I’ve been poked from pillar to post, and not in a good way.
An irritable bladder writes:
Dear editor,
I’m a bladder and it all started a couple of months ago. I was feeling a bit under the weather and I complained to Julie – my owner – in the only way I know how.
After a while though she got fed up with running to the toilet and back for little more than a hot dribble and she tried to book an appointment with her GP. The receptionist laughed at her and said there weren’t any appointments for at least another six weeks – so her next port of call was the pharmacy.
They were doing some kind of trial there and after confidently diagnosing her with a UTI they sold her a job lot of antibiotics.
Unfortunately, they didn’t seem to work and by the weekend I was in agony. I kept screaming at Julie in my bladdery way to do something about it. It felt like my fundus was being squeezed through a cheese-grater, but Julie’s not the sharpest stone in the ureter, so to speak, so she decided to go to the emergency department.
After waiting for 12 hours she was given yet another box of augmentin and told to go the urgent care centre if things didn’t settle down.
And of course they didn’t. The antibiotics only made Julie piss through her backside and after seven days of misery she finally visited the UCC.

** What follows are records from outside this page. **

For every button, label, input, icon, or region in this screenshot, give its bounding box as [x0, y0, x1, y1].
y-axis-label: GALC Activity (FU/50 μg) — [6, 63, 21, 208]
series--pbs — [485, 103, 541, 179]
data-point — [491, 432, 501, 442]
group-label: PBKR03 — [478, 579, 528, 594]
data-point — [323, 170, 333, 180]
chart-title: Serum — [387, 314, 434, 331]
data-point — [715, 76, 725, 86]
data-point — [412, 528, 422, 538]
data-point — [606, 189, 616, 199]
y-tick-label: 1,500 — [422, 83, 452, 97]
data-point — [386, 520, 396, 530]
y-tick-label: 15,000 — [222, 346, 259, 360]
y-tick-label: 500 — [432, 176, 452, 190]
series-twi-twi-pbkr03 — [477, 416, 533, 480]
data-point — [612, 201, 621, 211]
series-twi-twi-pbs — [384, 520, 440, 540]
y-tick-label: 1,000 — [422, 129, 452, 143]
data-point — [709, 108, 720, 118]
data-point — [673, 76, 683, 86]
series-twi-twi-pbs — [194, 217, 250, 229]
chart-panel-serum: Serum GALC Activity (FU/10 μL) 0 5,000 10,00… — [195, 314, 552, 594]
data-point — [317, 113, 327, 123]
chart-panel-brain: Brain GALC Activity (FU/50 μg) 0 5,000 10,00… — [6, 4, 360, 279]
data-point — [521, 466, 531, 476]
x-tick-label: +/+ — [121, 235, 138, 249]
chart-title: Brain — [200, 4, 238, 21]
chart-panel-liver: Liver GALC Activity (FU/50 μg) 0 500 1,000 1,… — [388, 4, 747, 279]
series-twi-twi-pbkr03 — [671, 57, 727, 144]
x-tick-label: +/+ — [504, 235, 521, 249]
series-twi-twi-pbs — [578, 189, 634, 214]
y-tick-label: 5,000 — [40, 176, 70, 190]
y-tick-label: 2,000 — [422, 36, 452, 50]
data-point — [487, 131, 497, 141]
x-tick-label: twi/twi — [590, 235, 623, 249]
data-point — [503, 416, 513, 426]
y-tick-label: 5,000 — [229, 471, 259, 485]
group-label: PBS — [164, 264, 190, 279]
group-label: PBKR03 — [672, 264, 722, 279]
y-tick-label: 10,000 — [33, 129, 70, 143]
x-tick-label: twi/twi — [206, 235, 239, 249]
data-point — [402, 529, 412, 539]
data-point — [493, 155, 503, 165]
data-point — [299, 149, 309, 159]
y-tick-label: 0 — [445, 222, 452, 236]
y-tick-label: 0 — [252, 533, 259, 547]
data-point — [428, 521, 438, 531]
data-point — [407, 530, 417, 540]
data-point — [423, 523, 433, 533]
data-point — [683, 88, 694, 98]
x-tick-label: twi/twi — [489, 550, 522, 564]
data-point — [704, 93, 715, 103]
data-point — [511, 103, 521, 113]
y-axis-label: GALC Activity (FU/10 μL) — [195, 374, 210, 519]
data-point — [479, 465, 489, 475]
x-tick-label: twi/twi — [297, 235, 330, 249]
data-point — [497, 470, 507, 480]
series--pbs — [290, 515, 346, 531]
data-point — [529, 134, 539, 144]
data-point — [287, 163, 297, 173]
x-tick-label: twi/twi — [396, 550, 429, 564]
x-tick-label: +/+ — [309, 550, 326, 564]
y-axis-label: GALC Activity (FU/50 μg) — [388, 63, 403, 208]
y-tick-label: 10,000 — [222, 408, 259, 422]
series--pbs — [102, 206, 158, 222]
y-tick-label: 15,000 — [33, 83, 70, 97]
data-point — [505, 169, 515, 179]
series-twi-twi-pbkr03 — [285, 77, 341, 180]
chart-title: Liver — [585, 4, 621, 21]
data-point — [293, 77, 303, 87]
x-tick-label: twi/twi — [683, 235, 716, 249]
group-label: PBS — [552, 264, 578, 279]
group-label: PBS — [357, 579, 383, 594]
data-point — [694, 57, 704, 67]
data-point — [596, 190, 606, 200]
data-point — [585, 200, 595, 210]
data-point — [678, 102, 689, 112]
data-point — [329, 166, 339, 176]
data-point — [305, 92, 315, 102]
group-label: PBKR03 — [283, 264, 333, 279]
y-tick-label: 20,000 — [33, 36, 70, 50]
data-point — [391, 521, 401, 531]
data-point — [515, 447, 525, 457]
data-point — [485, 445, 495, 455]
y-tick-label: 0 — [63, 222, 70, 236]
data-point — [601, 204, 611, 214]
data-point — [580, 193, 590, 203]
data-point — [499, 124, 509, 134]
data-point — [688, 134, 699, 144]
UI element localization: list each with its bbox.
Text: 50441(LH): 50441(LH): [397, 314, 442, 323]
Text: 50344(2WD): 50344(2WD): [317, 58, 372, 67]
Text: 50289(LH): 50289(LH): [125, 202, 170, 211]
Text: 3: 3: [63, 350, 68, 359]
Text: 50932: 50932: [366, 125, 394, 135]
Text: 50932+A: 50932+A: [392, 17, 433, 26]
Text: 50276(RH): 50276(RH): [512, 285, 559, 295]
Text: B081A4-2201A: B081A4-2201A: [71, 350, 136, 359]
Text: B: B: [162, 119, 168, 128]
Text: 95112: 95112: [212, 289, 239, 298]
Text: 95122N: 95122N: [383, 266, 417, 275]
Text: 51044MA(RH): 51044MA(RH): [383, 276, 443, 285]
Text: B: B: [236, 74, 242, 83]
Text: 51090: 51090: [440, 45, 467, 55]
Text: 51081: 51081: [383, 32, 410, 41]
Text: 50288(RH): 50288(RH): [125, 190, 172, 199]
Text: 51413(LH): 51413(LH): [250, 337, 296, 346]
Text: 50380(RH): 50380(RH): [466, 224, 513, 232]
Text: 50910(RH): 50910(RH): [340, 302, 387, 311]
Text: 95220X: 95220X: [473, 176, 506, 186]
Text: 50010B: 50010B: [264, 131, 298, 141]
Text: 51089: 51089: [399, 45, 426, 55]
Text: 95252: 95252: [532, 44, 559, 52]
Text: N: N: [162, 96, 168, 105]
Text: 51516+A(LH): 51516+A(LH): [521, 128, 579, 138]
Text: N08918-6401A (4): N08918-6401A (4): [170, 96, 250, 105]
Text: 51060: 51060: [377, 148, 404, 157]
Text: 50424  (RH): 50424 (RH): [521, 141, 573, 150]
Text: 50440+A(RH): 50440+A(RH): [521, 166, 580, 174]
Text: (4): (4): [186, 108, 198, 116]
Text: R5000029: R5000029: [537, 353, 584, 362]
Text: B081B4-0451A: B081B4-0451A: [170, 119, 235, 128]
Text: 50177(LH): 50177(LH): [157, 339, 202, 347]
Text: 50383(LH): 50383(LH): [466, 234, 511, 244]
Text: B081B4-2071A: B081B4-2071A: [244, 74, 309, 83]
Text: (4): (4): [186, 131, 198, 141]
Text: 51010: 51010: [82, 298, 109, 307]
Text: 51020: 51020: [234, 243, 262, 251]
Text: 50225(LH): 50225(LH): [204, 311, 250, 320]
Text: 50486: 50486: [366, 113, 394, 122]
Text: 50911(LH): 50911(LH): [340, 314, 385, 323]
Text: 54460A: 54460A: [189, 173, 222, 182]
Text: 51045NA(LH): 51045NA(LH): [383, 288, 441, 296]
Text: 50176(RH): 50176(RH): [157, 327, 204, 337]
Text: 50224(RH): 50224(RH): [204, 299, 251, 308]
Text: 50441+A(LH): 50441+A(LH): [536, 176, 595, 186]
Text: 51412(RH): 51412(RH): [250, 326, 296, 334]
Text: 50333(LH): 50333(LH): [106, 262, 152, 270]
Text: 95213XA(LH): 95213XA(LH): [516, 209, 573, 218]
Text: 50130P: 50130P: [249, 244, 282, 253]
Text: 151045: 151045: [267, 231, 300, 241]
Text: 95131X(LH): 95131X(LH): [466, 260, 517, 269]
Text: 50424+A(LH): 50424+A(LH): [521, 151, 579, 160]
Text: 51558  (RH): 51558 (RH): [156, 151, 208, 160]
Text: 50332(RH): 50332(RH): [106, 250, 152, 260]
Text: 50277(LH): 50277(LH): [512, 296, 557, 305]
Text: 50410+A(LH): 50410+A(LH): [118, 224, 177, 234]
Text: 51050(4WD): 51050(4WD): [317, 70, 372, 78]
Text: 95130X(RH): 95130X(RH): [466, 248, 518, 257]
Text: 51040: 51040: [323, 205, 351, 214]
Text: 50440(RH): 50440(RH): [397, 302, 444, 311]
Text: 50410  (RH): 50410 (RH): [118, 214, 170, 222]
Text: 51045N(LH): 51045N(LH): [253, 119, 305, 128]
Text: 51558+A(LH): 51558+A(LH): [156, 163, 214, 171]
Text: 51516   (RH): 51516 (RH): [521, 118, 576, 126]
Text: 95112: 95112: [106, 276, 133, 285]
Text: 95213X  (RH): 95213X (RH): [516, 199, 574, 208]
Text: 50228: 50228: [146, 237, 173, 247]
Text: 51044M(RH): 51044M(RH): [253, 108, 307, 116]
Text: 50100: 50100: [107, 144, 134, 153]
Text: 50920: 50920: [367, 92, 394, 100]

She was seen by a nurse practitioner who took a lengthy history and ran lots of tests and was told that she had an “irritable bladder” whatever that is. She told Julie to cross her legs, cut down on the cups of tea and stop doing so many “safety wees”.
A week later we were back to square one and Julie called out an out-of-hours locum who told her she might have a bladder stone and encouraged her to see her own GP.
After Julie finally got in to see her GP he didn’t like the sound of it and ordered some imaging.
Turns out I have a suspicious looking growth on my posterior wall and someone needs to poke a camera through my sphincter to have a better look. Who would’ve thought it, eh? Well, clearly not the pharmacist, or the RMO, or the nurse practitioner in the urgent care centre or even that locum doctor.
I’m just writing to let your readers know that the life of a bladder can be tough, especially if you dismantle and fragment healthcare and replace true ability with the illusion of competence.
Yours Sincerely,
A disillusioned bladder
PS: Julie hasn’t taken the diagnosis too well to be honest. She’s smashing back the old vino and has started smoking again, which can’t be good for your bladder, can it? And trust me, I know what I’m talking about!